• jamesbriankerr

Peaceable Man Files #7: On Discovering the Joys of Bird Listening


The bobolink blackbird

Random musings on my gypsy existence at my cabin in the Endless Mountains of Pennsylvania and wherever else the road, and life, take me.


I have discovered a new passion in my later years.


Bird watching. Or more precisely, bird listening.


Curious to learn more about our feathered friends who color our world with such beautiful music—and do so freely, expecting nothing in return except that we take care of the environment that sustains us—I have taken to stalking birds with my smartphone while out on my walks with Cassie, trying to capture the songs I’m hearing so I can find out who is singing which song.


The tool I’m using for this purpose is a very cool bird identification app by the name of Merlin. Now, I’m not normally one to advocate mixing technology and nature. Devices, after all, have an insidious way of separating us from the present moment, and when I’m in nature, that’s where I want to be—in the present moment.


But short of taking along an experienced bird guide on my walks with Cassie, how else am I going to learn about birds? Plus, for an app, Merlin is about as unobtrusive and easy to use as an app can get. It was developed by the very smart people at the Cornell University Lab of Ornithology in partnership with Birds in the Hand, LLC as well as volunteer citizen scientists and bird enthusiasts from around the world.


The app, which is free to download, has visual and sound data on some 7,000 species of birds from around the world. After setting up an account, all you need to do is download a “bird pack” specific to the region where you live and you’re ready to go birding.


Merlin offers two ways to identify a bird: by Photo ID and by Sound ID. Personally, I prefer the Sound ID function, since my old iPhone 8 camera doesn’t have a great zoom function. When I’m in the vicinity of a singing bird, all I need to do is tap the record button, hold up my phone, and wait for the app to tell me who is doing the singing.
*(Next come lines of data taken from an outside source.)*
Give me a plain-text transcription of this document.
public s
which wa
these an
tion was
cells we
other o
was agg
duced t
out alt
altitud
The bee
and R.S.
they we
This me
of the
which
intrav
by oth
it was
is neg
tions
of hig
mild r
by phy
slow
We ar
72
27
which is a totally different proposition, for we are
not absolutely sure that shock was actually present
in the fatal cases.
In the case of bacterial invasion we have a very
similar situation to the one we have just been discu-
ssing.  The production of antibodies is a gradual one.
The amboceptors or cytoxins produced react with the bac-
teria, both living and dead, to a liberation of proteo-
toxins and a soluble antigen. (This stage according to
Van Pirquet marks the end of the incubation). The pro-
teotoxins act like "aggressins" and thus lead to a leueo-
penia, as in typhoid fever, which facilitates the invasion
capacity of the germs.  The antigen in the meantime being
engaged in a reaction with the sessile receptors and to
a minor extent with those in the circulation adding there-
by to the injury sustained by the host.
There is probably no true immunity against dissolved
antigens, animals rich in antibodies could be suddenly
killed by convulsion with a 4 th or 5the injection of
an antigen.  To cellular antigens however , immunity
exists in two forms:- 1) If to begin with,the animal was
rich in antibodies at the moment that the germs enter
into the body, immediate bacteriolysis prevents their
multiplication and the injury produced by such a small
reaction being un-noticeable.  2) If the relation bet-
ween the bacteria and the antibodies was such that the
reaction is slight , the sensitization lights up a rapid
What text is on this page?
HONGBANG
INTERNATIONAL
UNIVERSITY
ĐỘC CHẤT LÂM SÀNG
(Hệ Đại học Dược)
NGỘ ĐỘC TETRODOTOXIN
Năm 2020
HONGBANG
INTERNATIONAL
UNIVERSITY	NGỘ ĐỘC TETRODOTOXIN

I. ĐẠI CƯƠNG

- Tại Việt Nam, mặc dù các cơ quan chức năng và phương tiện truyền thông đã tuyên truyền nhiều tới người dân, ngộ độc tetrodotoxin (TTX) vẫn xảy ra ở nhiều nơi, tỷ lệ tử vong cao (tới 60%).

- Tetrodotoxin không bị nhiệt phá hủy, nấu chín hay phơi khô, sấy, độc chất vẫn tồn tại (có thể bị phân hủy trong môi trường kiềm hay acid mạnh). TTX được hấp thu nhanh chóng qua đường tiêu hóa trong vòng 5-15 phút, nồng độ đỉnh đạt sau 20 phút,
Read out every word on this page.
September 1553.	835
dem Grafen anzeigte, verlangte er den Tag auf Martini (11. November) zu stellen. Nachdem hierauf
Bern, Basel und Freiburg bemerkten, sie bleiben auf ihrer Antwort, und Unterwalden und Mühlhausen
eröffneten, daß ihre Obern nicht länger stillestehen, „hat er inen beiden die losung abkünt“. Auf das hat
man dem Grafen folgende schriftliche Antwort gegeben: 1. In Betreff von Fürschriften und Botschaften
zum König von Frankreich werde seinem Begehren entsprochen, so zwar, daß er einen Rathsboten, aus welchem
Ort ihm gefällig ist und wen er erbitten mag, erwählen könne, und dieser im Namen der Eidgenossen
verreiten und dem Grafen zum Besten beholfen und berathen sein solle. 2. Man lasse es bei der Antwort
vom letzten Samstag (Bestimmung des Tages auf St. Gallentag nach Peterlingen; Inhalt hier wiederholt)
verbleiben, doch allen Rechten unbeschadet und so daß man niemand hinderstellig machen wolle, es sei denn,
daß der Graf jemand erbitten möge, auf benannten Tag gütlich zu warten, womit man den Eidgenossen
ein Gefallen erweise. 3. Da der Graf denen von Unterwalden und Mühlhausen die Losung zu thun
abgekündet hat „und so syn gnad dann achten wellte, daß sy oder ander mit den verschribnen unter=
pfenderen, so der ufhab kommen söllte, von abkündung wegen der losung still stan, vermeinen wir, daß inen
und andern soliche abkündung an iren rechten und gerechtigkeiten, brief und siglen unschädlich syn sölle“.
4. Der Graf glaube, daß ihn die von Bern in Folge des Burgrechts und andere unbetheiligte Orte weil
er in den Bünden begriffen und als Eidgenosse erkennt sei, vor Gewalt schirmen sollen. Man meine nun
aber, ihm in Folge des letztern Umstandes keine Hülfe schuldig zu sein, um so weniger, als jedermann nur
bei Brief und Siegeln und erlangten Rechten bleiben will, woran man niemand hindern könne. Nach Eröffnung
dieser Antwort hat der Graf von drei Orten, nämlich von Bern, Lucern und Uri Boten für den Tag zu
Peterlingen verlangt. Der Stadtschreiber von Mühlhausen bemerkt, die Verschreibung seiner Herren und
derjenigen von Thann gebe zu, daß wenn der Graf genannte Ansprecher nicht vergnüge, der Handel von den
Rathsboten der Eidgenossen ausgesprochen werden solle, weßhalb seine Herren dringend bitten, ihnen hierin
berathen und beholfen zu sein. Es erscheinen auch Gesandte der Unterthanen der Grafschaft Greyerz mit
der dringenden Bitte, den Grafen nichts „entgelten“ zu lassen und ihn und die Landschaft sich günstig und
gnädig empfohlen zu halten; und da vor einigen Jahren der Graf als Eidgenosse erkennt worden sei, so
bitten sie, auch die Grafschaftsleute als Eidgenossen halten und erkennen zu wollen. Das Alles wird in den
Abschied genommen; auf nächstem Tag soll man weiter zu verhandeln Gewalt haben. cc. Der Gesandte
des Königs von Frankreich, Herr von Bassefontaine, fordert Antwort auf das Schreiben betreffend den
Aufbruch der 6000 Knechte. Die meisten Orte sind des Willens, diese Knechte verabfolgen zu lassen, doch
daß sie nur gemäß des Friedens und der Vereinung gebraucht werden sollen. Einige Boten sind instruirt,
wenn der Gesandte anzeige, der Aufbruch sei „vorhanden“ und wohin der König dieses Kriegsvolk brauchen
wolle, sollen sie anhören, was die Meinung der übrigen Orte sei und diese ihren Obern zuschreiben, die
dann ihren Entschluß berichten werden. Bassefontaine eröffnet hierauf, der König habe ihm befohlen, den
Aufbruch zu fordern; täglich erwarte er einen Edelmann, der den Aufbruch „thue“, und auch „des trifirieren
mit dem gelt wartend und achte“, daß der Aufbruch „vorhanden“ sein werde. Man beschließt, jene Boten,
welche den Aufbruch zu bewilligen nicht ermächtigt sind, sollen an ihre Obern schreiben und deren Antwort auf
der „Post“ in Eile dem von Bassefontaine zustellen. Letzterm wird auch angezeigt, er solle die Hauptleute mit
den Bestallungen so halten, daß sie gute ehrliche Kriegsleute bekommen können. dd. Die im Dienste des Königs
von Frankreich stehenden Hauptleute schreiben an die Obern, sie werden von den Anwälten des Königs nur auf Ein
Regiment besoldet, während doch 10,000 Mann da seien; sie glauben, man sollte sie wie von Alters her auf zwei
The answer comes back in seconds.


If you want to learn more about the bird you’ve identified, just go into the “Explore Birds” function, do a search, and the app brings up a wealth of information on the bird’s range, migratory habits, coloring (by sex), and breeding habits.


And here’s one of the coolest things about the app: if multiple birds are singing in the vicinity of where you’re recording, the app will bring up all of them and then highlight which specific bird is singing at any given time. For me, that really helps in distinguishing the song makers.


The other day, while up at my cabin in the Endless Mountains of Pennsylvania, the app recorded no fewer than seven different species of birds singing in a patch of woods where I was standing: the American Robin, a song sparrow, a yellow warbler, a red-winged blackbird, a brown-headed cowbird, and two species I’d never heard of before—the bobolink and the “least flycatcher.”


Also cool is the fact that the app stores recordings that you make of birds by date, so you can look back and see which birds you listened to at different places and at different times of the year.


I’ve only been using the app for a couple months, and already my bird knowledge has grown immensely. I’m now able to identify the mellifluous birdie-birdie-birdie song of a Northern cardinal; the bold, throaty songs of the tiny Carolina wren; the reedy call of the tufted titmouse; the scratchy bursts of a red-bellied woodpecker. These are in addition to the birds that I already know how to identify: bluejays, robins, crows, mourning doves, red-tailed hawks.


I must hand it to the people at the Cornell Lab; they’re created a powerful little app that is helping to bring millions of people around the world, myself included, closer to the natural world.


If you’re at all interested in birding, I encourage you to check it out. You might just become a bird listener like me.